2) Decisions (dispatch) Module: this module hooks into the call for a link, and finds out all the information about it. It finds out what tables it is associated with, then decides what table data to load. Most likely it needs to be passed a flag that "0", only load tables, "1", load table summary ie: tables and number of related elements in that table, and then specific flags for each table, such as the table(s) names so it goes and loads the relevant data for each of the related tables and returns that. In it's simplest form, it does just this. In it's more complex form, it maintains a config file, relations file, and summary file to speed up this sort of access. It takes the returned data, formats it, and returns the "string" to the calling routine.
If anyone's interested, the "test" data is an Items table, that has basic (detailed) information on an "item" and based on several flag fields may have tables with related data for that item. Items are linked to the Links table via an Item_Links table.

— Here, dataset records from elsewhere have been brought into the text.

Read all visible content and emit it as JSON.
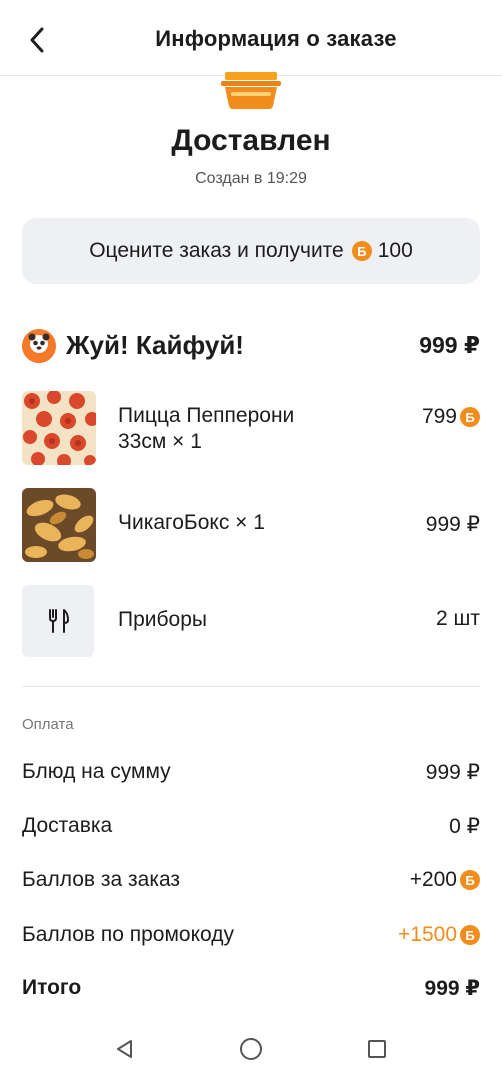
{
  "header": {
    "title": "Информация о заказе"
  },
  "status": {
    "title": "Доставлен",
    "created": "Создан в 19:29"
  },
  "rate": {
    "text": "Оцените заказ и получите",
    "bonus": "100",
    "coin_symbol": "Б"
  },
  "restaurant": {
    "name": "Жуй! Кайфуй!",
    "total": "999 ₽"
  },
  "items": [
    {
      "name": "Пицца Пепперони 33см × 1",
      "price": "799",
      "currency_icon": "bonus-coin"
    },
    {
      "name": "ЧикагоБокс × 1",
      "price": "999 ₽"
    },
    {
      "name": "Приборы",
      "price": "2 шт"
    }
  ],
  "payment": {
    "label": "Оплата",
    "rows": [
      {
        "label": "Блюд на сумму",
        "value": "999 ₽"
      },
      {
        "label": "Доставка",
        "value": "0 ₽"
      },
      {
        "label": "Баллов за заказ",
        "value": "+200"
      },
      {
        "label": "Баллов по промокоду",
        "value": "+1500"
      },
      {
        "label": "Итого",
        "value": "999 ₽"
      }
    ]
  },
  "colors": {
    "accent": "#f28c1a",
    "button_bg": "#eef0f3"
  }
}
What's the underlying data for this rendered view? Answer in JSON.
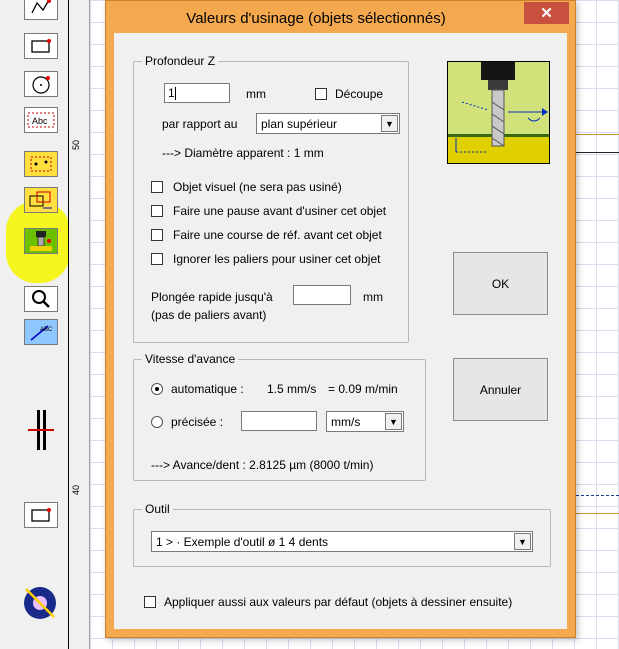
{
  "dialog": {
    "title": "Valeurs d'usinage (objets sélectionnés)",
    "close_glyph": "✕",
    "ok_label": "OK",
    "cancel_label": "Annuler"
  },
  "profondeur": {
    "group_title": "Profondeur Z",
    "value": "1",
    "unit": "mm",
    "decoupe_label": "Découpe",
    "decoupe_checked": false,
    "par_rapport_label": "par rapport au",
    "par_rapport_value": "plan supérieur",
    "diametre_text": "---> Diamètre apparent : 1 mm"
  },
  "options": [
    {
      "label": "Objet visuel  (ne sera pas usiné)",
      "checked": false
    },
    {
      "label": "Faire une pause avant d'usiner cet objet",
      "checked": false
    },
    {
      "label": "Faire une course de réf. avant cet objet",
      "checked": false
    },
    {
      "label": "Ignorer les paliers pour usiner cet objet",
      "checked": false
    }
  ],
  "plongee": {
    "label_line1": "Plongée rapide jusqu'à",
    "label_line2": "(pas de paliers avant)",
    "value": "",
    "unit": "mm"
  },
  "vitesse": {
    "group_title": "Vitesse d'avance",
    "auto_label": "automatique :",
    "auto_value": "1.5 mm/s",
    "auto_equiv": "= 0.09 m/min",
    "precisee_label": "précisée :",
    "precisee_value": "",
    "unit_value": "mm/s",
    "avance_text": "---> Avance/dent :  2.8125 µm  (8000 t/min)",
    "selected": "automatique"
  },
  "outil": {
    "group_title": "Outil",
    "selected": "1 > · Exemple d'outil   ø 1   4 dents"
  },
  "appliquer_label": "Appliquer aussi aux valeurs par défaut  (objets à dessiner ensuite)",
  "ruler": {
    "label_top": "50",
    "label_bottom": "40"
  },
  "toolbar_icons": [
    "polyline-icon",
    "rectangle-icon",
    "circle-icon",
    "text-icon",
    "select-points-icon",
    "copy-resize-icon",
    "machining-values-icon",
    "zoom-icon",
    "text-path-icon",
    "split-view-icon",
    "new-frame-icon",
    "engrave-icon"
  ],
  "colors": {
    "accent": "#f4a94f",
    "close": "#c7503f",
    "highlight": "#f5f51f"
  }
}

The first module would allow creation of this table within a users system, and allow them to add/enter data into that table through a simple form.
The second module would respond to a request to display a link, by returning the associated Items attached to that link.
As noted, there might be second-level associated tables, such that an Item that has several variations or styles will have a separate record for each, with the basic information wrapping it. Manufacturer, features, etc may all be the same, but sizes or options may vary. These are best kept in second-level associated tables. This is a complexity that doesn't need to be addressed at first, but needs to be considered when designing the system.
Some fields are best left as associated tables/fields. Such as clothing with 19 colors and 9 sizes. Simple drop-down boxes with the color/size and associated weight/price etc that check a back-end inventory is possible. But for others, where there are fewer variations, but more changes entering a new item record based on an exisitng record is better.
Others, might be addressed by making each variation a separate record. Data is carried over, and what needs to be changed can be. Caveat: changing one set of fields should be able to change all fields in all records (check boxes??). If there are 4 entries for a tractor, each with 10 fields the same but 6 fields change, if one of the 10 fields is changed, it should be able to be changed in all 4 records, not just 1.